Ever since Christian Dior debuted his first collection in 1947, the revolutionary one which became known as the New Look, the house that bears his name has made tailoring a hallmark. Jones mined this heritage to devise the new lineup––consisting of three stalwart jackets and coordinating pairs of trousers––but making them lighter and easy to dress up or down depending on the occasion. This mix-and-match philosophy is further enhanced by the edited palette of three neutral colours that make the suiting trio even more versatile.
The most structured of the jackets is the double-breasted style, which departs from most classic models with its signature cross strap. A bit more relaxed in attitude is the second workwear-inspired model while the third, in a Harrington silhouette, is the most casual of the crop.
The collection consists of three jackets and three pairs of trousers in versatile shades. Dior/Brett Lloyd
All three styles are adorned with a matte black CD pin and use the same buttons used on the original Bar suit, the breakout look from that Dior show in 1947. For the first time, they come lined in a fabric bearing the house’s signature cannage motif usually reserved for its leather goods.

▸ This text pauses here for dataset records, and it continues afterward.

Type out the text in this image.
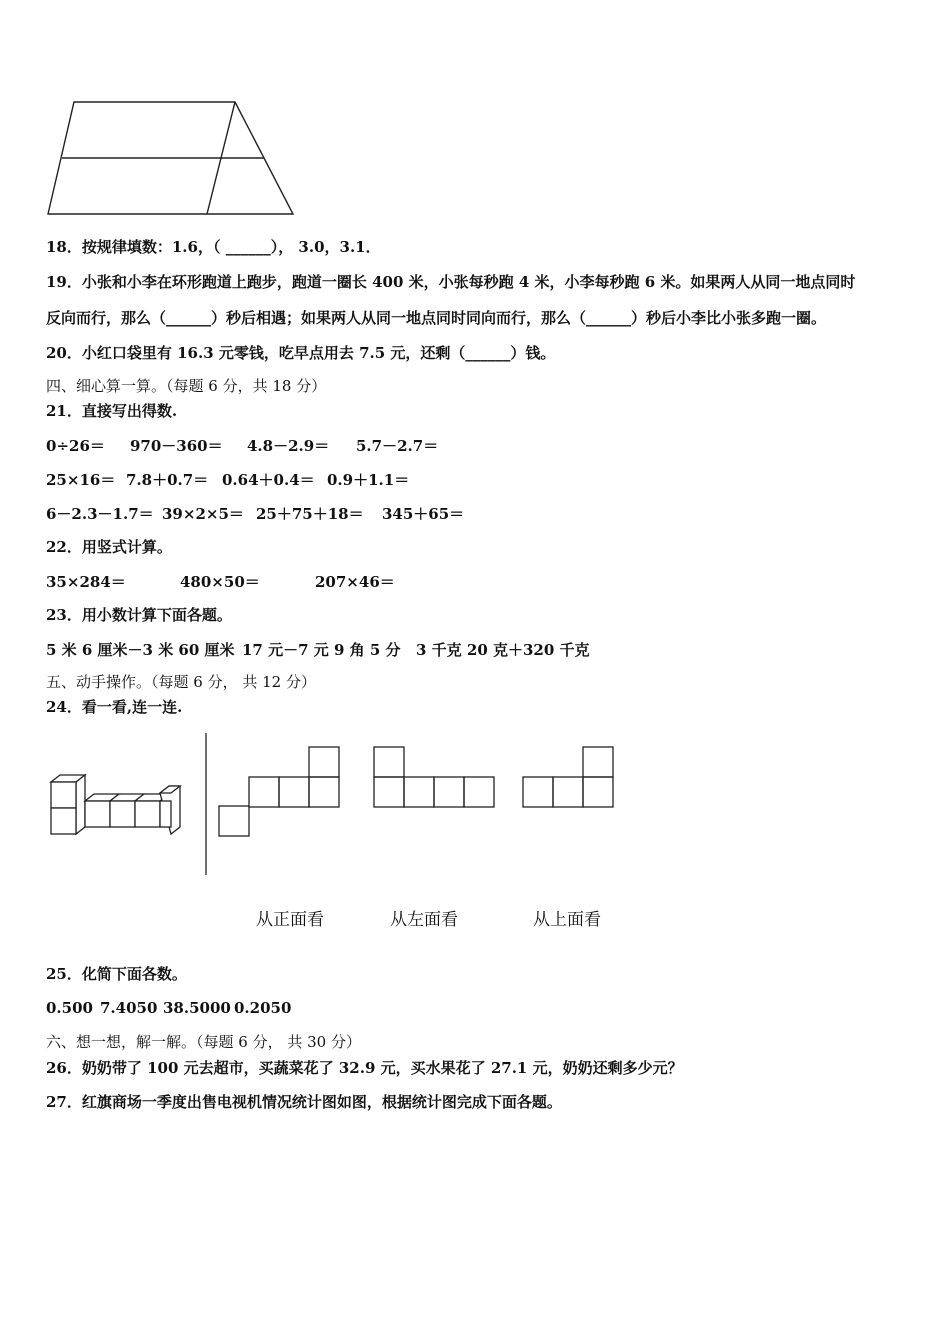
18．按规律填数：1.6，（ ______）， 3.0，3.1．
19．小张和小李在环形跑道上跑步，跑道一圈长 400 米，小张每秒跑 4 米，小李每秒跑 6 米。如果两人从同一地点同时
反向而行，那么（______）秒后相遇；如果两人从同一地点同时同向而行，那么（______）秒后小李比小张多跑一圈。
20．小红口袋里有 16.3 元零钱，吃早点用去 7.5 元，还剩（______）钱。
四、细心算一算。（每题 6 分，共 18 分）
21．直接写出得数.
0÷26＝ 970－360＝ 4.8－2.9＝ 5.7－2.7＝
25×16＝ 7.8＋0.7＝ 0.64＋0.4＝ 0.9＋1.1＝
6－2.3－1.7＝ 39×2×5＝ 25＋75＋18＝ 345＋65＝
22．用竖式计算。
35×284＝	480×50＝	207×46＝
23．用小数计算下面各题。
5 米 6 厘米－3 米 60 厘米 17 元－7 元 9 角 5 分 3 千克 20 克＋320 千克
五、动手操作。（每题 6 分， 共 12 分）
24．看一看,连一连.
从正面看	从左面看	从上面看
25．化简下面各数。
0.500 7.4050 38.5000 0.2050
六、想一想，解一解。（每题 6 分， 共 30 分）
26．奶奶带了 100 元去超市，买蔬菜花了 32.9 元，买水果花了 27.1 元，奶奶还剩多少元？
27．红旗商场一季度出售电视机情况统计图如图，根据统计图完成下面各题。
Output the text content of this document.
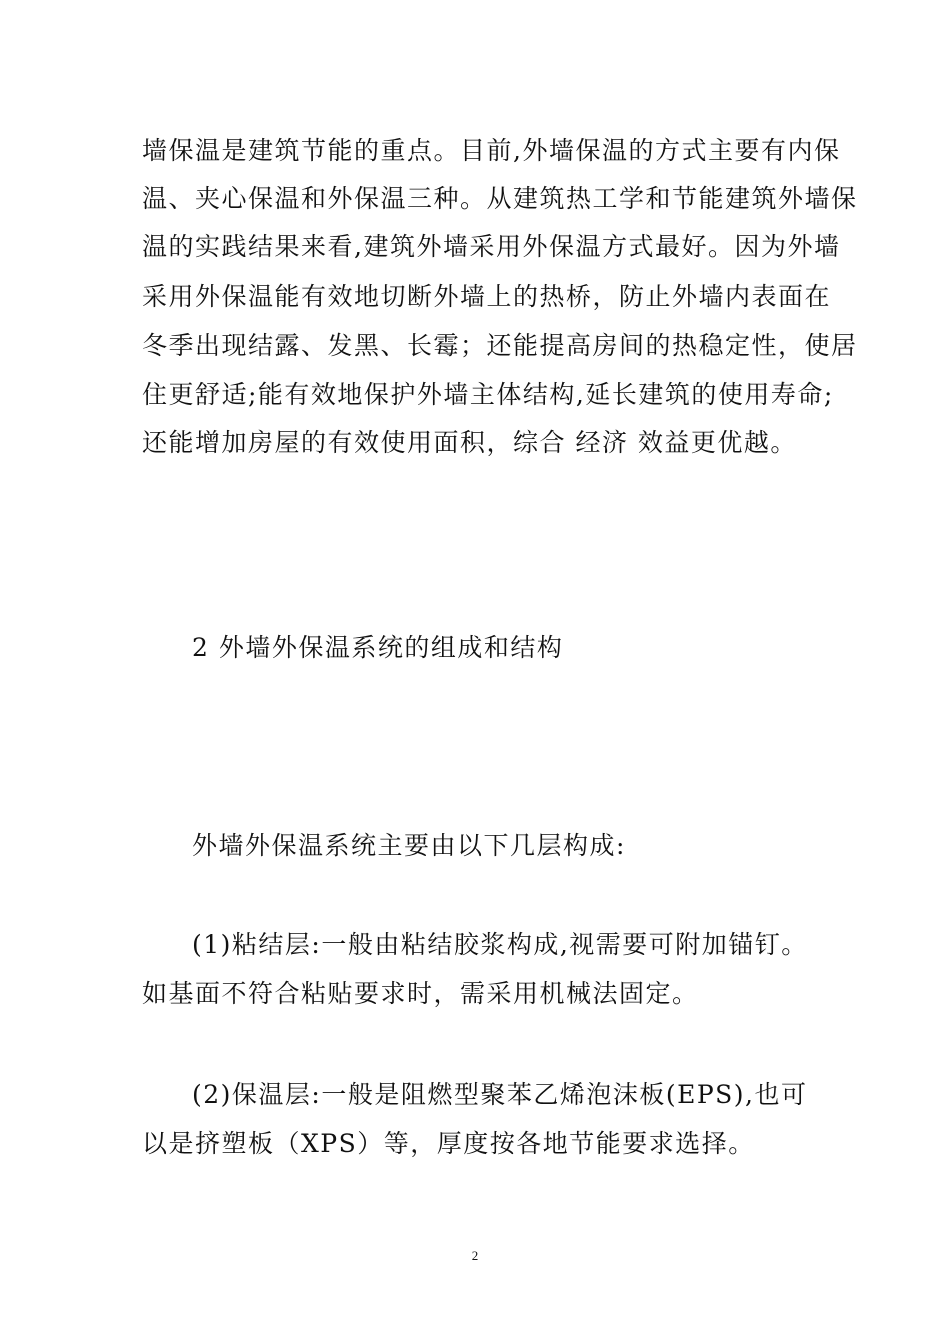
墙保温是建筑节能的重点。目前,外墙保温的方式主要有内保
温、夹心保温和外保温三种。从建筑热工学和节能建筑外墙保
温的实践结果来看,建筑外墙采用外保温方式最好。因为外墙
采用外保温能有效地切断外墙上的热桥，防止外墙内表面在
冬季出现结露、发黑、长霉；还能提高房间的热稳定性，使居
住更舒适;能有效地保护外墙主体结构,延长建筑的使用寿命;
还能增加房屋的有效使用面积，综合 经济 效益更优越。
2 外墙外保温系统的组成和结构
外墙外保温系统主要由以下几层构成:
(1)粘结层:一般由粘结胶浆构成,视需要可附加锚钉。
如基面不符合粘贴要求时，需采用机械法固定。
(2)保温层:一般是阻燃型聚苯乙烯泡沫板(EPS),也可
以是挤塑板（XPS）等，厚度按各地节能要求选择。
2
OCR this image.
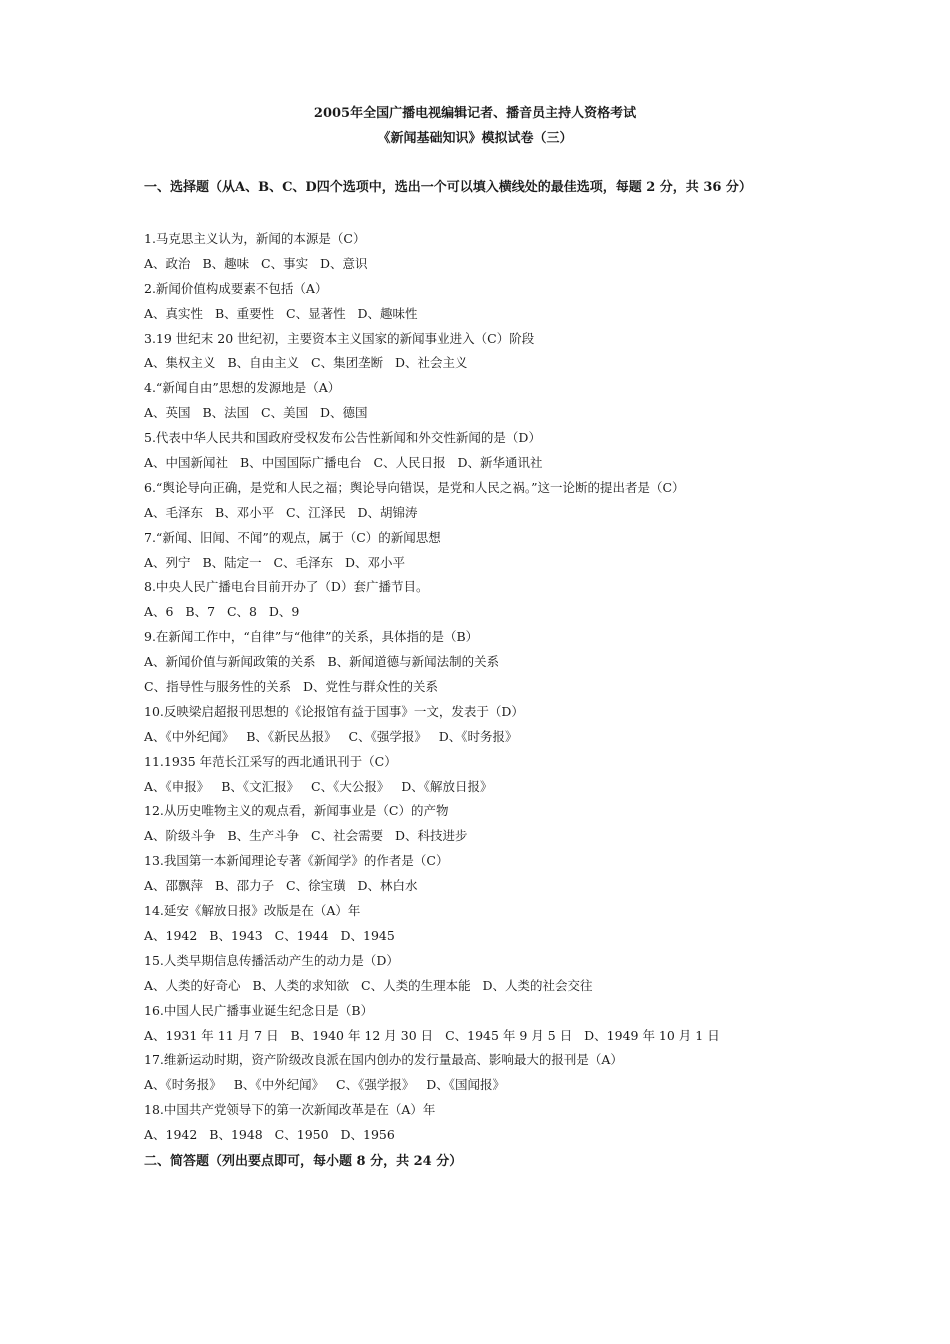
2005年全国广播电视编辑记者、播音员主持人资格考试
《新闻基础知识》模拟试卷（三）
一、选择题（从A、B、C、D四个选项中，选出一个可以填入横线处的最佳选项，每题 2 分，共 36 分）
1.马克思主义认为，新闻的本源是（C）
A、政治   B、趣味   C、事实   D、意识
2.新闻价值构成要素不包括（A）
A、真实性   B、重要性   C、显著性   D、趣味性
3.19 世纪末 20 世纪初，主要资本主义国家的新闻事业进入（C）阶段
A、集权主义   B、自由主义   C、集团垄断   D、社会主义
4.“新闻自由”思想的发源地是（A）
A、英国   B、法国   C、美国   D、德国
5.代表中华人民共和国政府受权发布公告性新闻和外交性新闻的是（D）
A、中国新闻社   B、中国国际广播电台   C、人民日报   D、新华通讯社
6.“舆论导向正确，是党和人民之福；舆论导向错误，是党和人民之祸。”这一论断的提出者是（C）
A、毛泽东   B、邓小平   C、江泽民   D、胡锦涛
7.“新闻、旧闻、不闻”的观点，属于（C）的新闻思想
A、列宁   B、陆定一   C、毛泽东   D、邓小平
8.中央人民广播电台目前开办了（D）套广播节目。
A、6   B、7   C、8   D、9
9.在新闻工作中，“自律”与“他律”的关系，具体指的是（B）
A、新闻价值与新闻政策的关系   B、新闻道德与新闻法制的关系
C、指导性与服务性的关系   D、党性与群众性的关系
10.反映梁启超报刊思想的《论报馆有益于国事》一文，发表于（D）
A、《中外纪闻》   B、《新民丛报》   C、《强学报》   D、《时务报》
11.1935 年范长江采写的西北通讯刊于（C）
A、《申报》   B、《文汇报》   C、《大公报》   D、《解放日报》
12.从历史唯物主义的观点看，新闻事业是（C）的产物
A、阶级斗争   B、生产斗争   C、社会需要   D、科技进步
13.我国第一本新闻理论专著《新闻学》的作者是（C）
A、邵飘萍   B、邵力子   C、徐宝璜   D、林白水
14.延安《解放日报》改版是在（A）年
A、1942   B、1943   C、1944   D、1945
15.人类早期信息传播活动产生的动力是（D）
A、人类的好奇心   B、人类的求知欲   C、人类的生理本能   D、人类的社会交往
16.中国人民广播事业诞生纪念日是（B）
A、1931 年 11 月 7 日   B、1940 年 12 月 30 日   C、1945 年 9 月 5 日   D、1949 年 10 月 1 日
17.维新运动时期，资产阶级改良派在国内创办的发行量最高、影响最大的报刊是（A）
A、《时务报》   B、《中外纪闻》   C、《强学报》   D、《国闻报》
18.中国共产党领导下的第一次新闻改革是在（A）年
A、1942   B、1948   C、1950   D、1956
二、简答题（列出要点即可，每小题 8 分，共 24 分）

As far as trousers are concerned, they come in a similarly adaptable array. The most formal is a pair of pleated pants, followed by a streamlined chino and, finally, a slim jogger with a drawstring waist. Like their jacket counterparts, they are cut from a select group of fabrics––a black virgin wool and mohair blend, a textured micro-houndstooth and a Prince of Wales check––that nod to the favoured materials of Christian Dior himself.